US’s Proposed Fee on Chinese Shipbuilding Fails to Stop $2.6B Order to CSSC

China State Shipbuilding Corporation is reporting a giant new order for containerships valued at between $2.5 and $2.6 billion. While CSSC did not identify the customer, industry insiders widely believe it is from France’s CMA CGM Group following through on its earlier commitments and disregarding the U.S.’s threat to impose fees for Chinese-built ships.
The order is going to China’s Jiangnan Shipyard and calls for a dozen large 18,000 TEU containerships. The vessels will be fueled by LNG and incorporate the latest energy-saving technologies according to the filing from CSSC. The ships are due for delivery in 2028 and 2029.
CSSC highlights that this large agreement comes from a company that “has been a long-term partner.” The Chinese shipbuilder said it would be deepening its relationship with the customer. CMA CGM and Chairman Rodolphe Saadé participated in a 2023 trade mission between France and the EU to China. The group signed a commitment for orders valued at $3.1 billion, which was called the largest order for the Chinese state shipbuilder.
CMA CGM highlighted in the past that it has a long-standing relationship with the Chinese shipbuilding industry. The group said in 2023 that it had ordered more than 70 containerships to be built in China. The yards built the Jacques Saadé class which were the first large LNG-fueled containership ships and a new generation of 18,000 TEU vessels.
CMA CGM highlights that it currently has a fleet of over 650 vessels and carried over 23 million TEU in 2024. Alphaliner calculates the group has an additional 94 containerships on order with a combined capacity of approximately 1.5 million TEU while the group has a current capacity of approximately 3.9 million TEU.
Confirmation of this new order comes just days after the U.S. Trade Representative’s Office made follow-up recommendations on specific steps to take to stem China’s unfair policies designed to increase its domination in shipbuilding. In the last days of the Biden administration, the office found that China had policies that were subsidizing the industry against foreign competition.
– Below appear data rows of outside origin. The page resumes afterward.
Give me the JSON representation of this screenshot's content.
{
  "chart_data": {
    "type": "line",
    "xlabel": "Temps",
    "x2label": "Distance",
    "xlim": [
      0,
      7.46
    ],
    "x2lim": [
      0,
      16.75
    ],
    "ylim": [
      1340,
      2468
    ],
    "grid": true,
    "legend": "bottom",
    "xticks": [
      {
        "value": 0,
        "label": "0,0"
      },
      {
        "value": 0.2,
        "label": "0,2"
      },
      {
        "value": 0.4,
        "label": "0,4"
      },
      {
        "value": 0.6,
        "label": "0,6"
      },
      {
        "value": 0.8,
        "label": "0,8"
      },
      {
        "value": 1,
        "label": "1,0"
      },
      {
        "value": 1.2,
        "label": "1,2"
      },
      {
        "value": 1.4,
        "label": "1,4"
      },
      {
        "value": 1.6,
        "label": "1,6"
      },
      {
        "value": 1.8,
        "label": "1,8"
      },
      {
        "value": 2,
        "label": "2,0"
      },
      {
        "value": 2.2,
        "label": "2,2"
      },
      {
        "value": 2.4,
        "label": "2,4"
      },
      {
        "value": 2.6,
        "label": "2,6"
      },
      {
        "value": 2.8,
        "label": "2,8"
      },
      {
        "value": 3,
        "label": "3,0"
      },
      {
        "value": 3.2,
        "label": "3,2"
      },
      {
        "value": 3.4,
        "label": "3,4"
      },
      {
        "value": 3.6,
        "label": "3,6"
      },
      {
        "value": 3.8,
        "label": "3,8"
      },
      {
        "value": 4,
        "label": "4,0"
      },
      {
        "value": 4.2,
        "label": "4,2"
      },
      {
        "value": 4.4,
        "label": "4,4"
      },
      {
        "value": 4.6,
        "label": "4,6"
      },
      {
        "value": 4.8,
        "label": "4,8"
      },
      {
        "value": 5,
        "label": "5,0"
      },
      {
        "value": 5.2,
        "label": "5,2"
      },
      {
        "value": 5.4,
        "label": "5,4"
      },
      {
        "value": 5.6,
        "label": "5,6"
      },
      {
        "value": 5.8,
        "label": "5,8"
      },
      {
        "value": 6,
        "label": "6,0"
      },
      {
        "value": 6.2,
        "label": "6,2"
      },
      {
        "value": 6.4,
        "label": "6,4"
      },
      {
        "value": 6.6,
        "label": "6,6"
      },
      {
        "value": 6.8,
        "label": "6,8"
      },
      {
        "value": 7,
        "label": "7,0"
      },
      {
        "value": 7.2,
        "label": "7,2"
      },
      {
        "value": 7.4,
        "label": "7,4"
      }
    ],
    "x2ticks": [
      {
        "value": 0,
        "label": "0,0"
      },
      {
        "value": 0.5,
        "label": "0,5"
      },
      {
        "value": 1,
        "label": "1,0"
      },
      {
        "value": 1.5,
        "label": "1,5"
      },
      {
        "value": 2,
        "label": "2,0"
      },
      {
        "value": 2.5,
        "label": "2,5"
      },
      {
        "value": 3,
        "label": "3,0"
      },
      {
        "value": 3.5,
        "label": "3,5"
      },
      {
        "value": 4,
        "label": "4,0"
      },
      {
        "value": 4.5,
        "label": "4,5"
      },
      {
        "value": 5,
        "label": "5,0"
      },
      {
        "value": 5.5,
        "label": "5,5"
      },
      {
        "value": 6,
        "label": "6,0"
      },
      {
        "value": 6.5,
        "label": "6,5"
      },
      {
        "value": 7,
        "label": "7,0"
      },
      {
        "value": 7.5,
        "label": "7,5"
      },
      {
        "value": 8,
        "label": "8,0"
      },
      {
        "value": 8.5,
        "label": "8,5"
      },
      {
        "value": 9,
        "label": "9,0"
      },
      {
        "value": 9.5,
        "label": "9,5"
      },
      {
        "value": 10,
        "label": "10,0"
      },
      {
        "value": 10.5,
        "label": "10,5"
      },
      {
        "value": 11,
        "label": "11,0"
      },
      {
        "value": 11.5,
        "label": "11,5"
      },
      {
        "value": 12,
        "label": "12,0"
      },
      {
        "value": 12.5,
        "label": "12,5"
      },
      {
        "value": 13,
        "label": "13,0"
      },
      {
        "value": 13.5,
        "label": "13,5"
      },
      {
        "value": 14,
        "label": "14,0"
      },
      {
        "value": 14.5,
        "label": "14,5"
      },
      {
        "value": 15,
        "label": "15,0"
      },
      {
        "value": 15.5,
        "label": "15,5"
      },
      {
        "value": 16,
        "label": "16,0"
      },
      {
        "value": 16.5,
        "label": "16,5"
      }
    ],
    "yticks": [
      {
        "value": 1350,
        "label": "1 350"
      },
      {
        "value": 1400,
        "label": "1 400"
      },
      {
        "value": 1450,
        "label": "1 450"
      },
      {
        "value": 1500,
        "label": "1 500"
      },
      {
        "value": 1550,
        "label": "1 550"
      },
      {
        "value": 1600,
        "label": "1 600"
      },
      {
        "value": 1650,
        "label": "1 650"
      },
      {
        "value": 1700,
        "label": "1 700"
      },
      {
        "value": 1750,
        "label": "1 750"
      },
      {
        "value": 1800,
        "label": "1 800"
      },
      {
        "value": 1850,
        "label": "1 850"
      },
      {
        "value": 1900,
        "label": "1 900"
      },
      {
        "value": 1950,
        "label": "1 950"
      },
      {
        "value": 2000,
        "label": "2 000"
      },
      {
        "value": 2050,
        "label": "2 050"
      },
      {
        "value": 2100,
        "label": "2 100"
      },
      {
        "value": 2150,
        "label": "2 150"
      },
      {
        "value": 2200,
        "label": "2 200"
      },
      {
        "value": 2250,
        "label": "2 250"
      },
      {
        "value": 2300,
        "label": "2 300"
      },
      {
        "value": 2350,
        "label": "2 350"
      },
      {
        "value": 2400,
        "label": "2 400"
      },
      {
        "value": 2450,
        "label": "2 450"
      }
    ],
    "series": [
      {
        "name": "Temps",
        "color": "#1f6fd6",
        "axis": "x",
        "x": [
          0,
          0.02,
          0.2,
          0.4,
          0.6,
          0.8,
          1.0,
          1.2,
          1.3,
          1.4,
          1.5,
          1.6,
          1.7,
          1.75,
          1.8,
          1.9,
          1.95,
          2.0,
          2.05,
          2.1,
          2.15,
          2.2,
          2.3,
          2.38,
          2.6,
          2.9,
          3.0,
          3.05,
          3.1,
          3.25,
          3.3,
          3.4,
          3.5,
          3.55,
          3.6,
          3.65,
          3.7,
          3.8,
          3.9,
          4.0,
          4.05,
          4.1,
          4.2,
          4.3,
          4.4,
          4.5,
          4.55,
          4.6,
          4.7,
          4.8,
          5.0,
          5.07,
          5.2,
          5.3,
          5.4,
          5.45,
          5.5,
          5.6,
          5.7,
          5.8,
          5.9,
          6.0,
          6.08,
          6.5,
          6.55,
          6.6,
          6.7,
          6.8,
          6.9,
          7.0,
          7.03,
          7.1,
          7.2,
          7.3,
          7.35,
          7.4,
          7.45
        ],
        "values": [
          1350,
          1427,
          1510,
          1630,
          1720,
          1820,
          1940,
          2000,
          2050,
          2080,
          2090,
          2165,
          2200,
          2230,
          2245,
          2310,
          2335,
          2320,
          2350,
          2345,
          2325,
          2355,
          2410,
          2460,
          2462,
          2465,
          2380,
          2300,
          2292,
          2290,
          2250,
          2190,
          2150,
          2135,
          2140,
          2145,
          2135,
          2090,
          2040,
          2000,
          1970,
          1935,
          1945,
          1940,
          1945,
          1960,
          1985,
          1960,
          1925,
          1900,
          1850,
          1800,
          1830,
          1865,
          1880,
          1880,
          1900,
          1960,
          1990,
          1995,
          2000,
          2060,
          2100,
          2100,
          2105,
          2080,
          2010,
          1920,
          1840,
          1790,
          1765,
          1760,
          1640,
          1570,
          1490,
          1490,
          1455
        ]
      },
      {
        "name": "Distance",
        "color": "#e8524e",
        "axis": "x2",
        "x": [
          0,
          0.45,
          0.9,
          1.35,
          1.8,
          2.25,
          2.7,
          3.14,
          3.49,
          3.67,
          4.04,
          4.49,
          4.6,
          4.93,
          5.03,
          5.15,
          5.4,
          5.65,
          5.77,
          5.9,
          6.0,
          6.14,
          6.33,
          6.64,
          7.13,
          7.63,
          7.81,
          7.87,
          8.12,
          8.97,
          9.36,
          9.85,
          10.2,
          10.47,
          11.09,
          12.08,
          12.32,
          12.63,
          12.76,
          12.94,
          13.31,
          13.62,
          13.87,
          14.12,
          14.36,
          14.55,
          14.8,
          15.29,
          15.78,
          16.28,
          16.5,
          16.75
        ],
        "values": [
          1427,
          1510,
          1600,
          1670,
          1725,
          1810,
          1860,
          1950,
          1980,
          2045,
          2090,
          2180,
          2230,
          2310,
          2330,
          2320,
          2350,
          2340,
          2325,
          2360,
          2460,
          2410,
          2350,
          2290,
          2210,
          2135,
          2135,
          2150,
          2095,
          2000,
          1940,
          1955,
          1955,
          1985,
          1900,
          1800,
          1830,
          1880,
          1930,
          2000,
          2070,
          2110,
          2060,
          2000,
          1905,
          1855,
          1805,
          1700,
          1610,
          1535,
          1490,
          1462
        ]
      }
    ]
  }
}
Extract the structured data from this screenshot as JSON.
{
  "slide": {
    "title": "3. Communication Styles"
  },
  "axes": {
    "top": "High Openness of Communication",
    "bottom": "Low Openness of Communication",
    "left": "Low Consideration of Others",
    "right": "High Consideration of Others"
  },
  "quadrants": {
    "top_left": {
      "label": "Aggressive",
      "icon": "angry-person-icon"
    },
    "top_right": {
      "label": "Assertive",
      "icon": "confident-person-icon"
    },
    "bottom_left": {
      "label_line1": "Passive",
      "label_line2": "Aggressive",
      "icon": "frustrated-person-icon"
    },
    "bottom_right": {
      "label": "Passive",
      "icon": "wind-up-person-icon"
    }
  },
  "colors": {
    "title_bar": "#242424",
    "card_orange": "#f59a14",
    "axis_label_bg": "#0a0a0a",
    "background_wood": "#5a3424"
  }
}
The Trump administration has proposed a series of fees that would add to the operating costs of foreign companies that employ Chinese-built ships. Under the proposed actions, each U.S. port call for each vessel built in China, but operated by non-Chinese interests, could result in a fee of up to $1 million, depending on the proportion of Chinese-built ships in that operator's fleet. It also proposed an additional $1 million for each port call for operators who have newbuilds on order in China.
The Trade Office outlined several alternatives which are being reviewed by the White House on how to structure the fees on Chinese vessels. Most observers believe the Trump administration will proceed as it today, March 4, also moved forward with an additional 10 percent tariff on all Chinese imports, doubling the base rate, while some categories already had tariffs ranging from 25 percent to 50 percent or even 100 percent on Chinese EVs.
CSSC however highlighted the shipbuilding contract as a major export order. They noted the deal is denominated in U.S. dollars, while other recent deals were switched to the Chinese currency.